Il y dénonce, et je ne saurais m'en plaindre, la condition de la femme dans le milieu des commerçants bourgeois dans la Venise du XVIIIème siècle, trop souvent réduite à l'obéissance, quand ce n'était pas à l'asservissement pur et simple, au joug, à la férule soit du mari, soit du père.

L'auteur y démontre, assez timidement je trouve, que l'on n'obtient rien ainsi des femmes, ni de personne d'ailleurs, et que la seule chose à laquelle on s'expose, c'est à la médisance et à la tromperie car, derrière le dos du mari ou du père inflexible, se trouvera toujours une combine, une ruse, une machiavélique pensée pour contourner le carcan du patriarcat absolu.

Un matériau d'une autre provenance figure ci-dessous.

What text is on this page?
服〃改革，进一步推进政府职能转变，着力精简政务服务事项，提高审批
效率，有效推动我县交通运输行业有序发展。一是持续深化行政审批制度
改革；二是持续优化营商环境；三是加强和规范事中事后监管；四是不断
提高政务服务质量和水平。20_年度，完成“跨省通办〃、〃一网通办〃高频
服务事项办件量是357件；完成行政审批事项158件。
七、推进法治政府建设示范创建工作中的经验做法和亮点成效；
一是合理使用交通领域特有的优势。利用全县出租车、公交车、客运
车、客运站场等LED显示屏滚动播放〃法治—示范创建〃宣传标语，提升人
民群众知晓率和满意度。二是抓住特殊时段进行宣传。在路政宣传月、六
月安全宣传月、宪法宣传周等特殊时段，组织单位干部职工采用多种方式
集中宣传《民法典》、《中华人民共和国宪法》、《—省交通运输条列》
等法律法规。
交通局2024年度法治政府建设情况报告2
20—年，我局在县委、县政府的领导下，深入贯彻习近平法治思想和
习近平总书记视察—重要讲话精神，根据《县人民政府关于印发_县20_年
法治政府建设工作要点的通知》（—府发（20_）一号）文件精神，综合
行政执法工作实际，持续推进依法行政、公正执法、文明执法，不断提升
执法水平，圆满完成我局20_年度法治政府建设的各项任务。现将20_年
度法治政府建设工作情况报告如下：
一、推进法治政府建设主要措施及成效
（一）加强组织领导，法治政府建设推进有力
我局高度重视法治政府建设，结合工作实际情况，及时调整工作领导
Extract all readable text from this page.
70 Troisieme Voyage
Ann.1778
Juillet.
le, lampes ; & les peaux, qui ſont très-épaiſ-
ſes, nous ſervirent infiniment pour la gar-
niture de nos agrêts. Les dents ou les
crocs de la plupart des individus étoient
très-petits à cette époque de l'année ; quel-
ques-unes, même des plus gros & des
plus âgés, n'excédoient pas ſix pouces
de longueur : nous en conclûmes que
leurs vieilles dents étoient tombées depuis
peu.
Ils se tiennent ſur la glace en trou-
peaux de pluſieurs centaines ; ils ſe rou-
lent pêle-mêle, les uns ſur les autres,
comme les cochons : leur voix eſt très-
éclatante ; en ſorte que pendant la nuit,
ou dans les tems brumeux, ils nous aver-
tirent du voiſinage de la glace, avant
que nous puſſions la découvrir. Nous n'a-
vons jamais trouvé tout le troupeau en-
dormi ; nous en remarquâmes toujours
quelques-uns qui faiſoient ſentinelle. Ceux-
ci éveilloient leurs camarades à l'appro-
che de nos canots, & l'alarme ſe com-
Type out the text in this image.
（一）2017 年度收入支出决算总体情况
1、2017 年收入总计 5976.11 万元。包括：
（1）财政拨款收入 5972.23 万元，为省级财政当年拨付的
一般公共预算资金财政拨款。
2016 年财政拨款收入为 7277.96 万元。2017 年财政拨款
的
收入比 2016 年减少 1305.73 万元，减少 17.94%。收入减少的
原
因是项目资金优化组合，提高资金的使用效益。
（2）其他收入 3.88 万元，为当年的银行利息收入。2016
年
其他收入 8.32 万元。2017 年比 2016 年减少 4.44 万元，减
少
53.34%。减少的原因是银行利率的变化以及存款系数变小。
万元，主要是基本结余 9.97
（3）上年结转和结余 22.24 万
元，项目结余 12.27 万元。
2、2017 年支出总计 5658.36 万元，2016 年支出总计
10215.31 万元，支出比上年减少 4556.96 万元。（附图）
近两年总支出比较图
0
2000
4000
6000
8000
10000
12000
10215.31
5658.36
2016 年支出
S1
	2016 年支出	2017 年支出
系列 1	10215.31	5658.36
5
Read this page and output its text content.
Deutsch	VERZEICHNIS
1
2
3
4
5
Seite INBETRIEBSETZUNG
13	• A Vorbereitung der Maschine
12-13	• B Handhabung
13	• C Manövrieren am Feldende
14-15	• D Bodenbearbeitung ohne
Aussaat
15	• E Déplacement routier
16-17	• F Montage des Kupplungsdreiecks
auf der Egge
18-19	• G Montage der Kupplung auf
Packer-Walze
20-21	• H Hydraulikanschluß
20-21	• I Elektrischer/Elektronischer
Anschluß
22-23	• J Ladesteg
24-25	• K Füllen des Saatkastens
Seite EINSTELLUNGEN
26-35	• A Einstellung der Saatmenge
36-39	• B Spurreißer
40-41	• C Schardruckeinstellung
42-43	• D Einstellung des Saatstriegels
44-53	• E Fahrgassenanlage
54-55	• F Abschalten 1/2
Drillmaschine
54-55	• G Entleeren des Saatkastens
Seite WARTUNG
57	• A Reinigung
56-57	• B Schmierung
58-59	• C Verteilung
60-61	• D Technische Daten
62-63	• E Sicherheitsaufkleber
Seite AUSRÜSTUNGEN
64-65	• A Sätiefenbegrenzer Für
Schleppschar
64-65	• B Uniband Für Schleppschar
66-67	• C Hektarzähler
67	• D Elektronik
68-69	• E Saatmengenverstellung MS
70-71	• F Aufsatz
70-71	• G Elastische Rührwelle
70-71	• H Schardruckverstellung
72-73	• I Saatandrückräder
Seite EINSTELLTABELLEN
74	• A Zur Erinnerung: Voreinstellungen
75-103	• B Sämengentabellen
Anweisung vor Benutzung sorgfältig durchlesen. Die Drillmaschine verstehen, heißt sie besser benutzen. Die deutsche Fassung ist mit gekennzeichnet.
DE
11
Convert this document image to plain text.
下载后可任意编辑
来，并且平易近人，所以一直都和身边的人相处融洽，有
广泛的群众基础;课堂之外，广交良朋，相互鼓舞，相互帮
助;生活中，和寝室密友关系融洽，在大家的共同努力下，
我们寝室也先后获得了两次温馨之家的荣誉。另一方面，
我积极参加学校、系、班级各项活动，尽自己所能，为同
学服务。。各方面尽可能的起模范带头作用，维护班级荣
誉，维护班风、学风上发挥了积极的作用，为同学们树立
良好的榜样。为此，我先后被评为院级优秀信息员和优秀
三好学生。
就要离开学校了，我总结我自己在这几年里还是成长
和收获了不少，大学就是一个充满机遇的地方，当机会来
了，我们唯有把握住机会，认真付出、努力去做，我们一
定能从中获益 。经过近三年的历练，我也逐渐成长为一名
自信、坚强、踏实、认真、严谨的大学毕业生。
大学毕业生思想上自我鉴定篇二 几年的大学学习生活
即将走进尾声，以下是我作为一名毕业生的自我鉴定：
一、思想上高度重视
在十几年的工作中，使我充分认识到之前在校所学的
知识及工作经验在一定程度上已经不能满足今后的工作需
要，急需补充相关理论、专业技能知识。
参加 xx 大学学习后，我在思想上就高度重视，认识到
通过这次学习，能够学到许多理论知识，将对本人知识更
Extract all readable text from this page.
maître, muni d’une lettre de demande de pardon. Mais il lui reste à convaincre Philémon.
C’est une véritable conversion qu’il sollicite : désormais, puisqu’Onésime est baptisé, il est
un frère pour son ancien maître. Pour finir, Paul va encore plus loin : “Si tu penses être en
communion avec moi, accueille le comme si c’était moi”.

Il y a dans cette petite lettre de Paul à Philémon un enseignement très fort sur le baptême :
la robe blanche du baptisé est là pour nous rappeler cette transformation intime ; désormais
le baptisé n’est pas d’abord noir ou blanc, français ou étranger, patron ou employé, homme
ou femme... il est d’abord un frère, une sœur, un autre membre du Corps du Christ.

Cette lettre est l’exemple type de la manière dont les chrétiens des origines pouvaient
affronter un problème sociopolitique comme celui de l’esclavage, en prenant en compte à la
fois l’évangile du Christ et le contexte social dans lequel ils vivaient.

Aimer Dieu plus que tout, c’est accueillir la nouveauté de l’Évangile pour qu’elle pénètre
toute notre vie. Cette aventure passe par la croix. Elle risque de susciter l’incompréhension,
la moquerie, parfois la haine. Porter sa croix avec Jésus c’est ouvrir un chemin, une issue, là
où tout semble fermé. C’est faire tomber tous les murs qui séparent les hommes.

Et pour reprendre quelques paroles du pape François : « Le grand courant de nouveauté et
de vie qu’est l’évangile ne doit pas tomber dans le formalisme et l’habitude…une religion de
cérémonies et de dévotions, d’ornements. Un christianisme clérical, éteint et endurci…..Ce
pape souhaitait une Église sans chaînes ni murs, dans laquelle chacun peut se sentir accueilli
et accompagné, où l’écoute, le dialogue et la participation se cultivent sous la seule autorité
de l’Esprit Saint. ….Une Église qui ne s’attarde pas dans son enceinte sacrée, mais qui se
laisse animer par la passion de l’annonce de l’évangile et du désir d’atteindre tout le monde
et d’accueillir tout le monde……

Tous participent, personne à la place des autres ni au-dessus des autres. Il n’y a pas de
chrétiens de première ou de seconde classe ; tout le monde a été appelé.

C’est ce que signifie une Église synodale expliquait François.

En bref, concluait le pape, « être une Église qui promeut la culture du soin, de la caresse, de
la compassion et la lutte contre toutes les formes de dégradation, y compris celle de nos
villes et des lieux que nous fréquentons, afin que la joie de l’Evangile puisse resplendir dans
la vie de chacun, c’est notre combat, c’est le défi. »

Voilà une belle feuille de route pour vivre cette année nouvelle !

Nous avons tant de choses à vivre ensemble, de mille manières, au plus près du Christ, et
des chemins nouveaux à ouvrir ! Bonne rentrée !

On y lit donc une critique sociale avérée, sous les traits d'une vague comédie (les passages comiques — vraiment comiques j'entends — sont peu nombreux et pas très drôles, plutôt de légers sourires qu'autre chose), mais pas une de celles que je qualifierais d'al dente. Ce n'est pas non plus désagréable, je ne dis pas, mais cela ne m'a pas laissé une très forte impression.

Bien sûr, on y lit aussi une pique évidente au matérialisme des bourgeois, plus soucieux de la bonne marche de leurs affaires que de celle de leur foyer, mais, là encore, c'est une pique timide, pour dire sans dire, car, comprenez-vous, il ne fallait pas trop froisser non plus le possible mécène, alors on y va sans y aller. Vous voyez je vous égratigne un petit peu, mais je vous aime bien quand même, je suis de votre côté dans le fond, et si vous pouviez me glisser un petit cachet, je n'y verrais rien à redire... Aaaah, mon cher Carlo, que c'est dur d'être auteur !

Si je devais la comparer, quant au genre et au sujet, à une comédie relativement contemporaine à celle-ci, je choisirais La Colonie de Marivaux et, immanquablement, ma préférence irait à cette dernière. Selon moi, le propos est plus fort, plus drôle et plus osé chez le Français que chez l'Italien, mais encore une fois, tout ceci n'est que mon avis, c'est-à-dire, pas grand-chose.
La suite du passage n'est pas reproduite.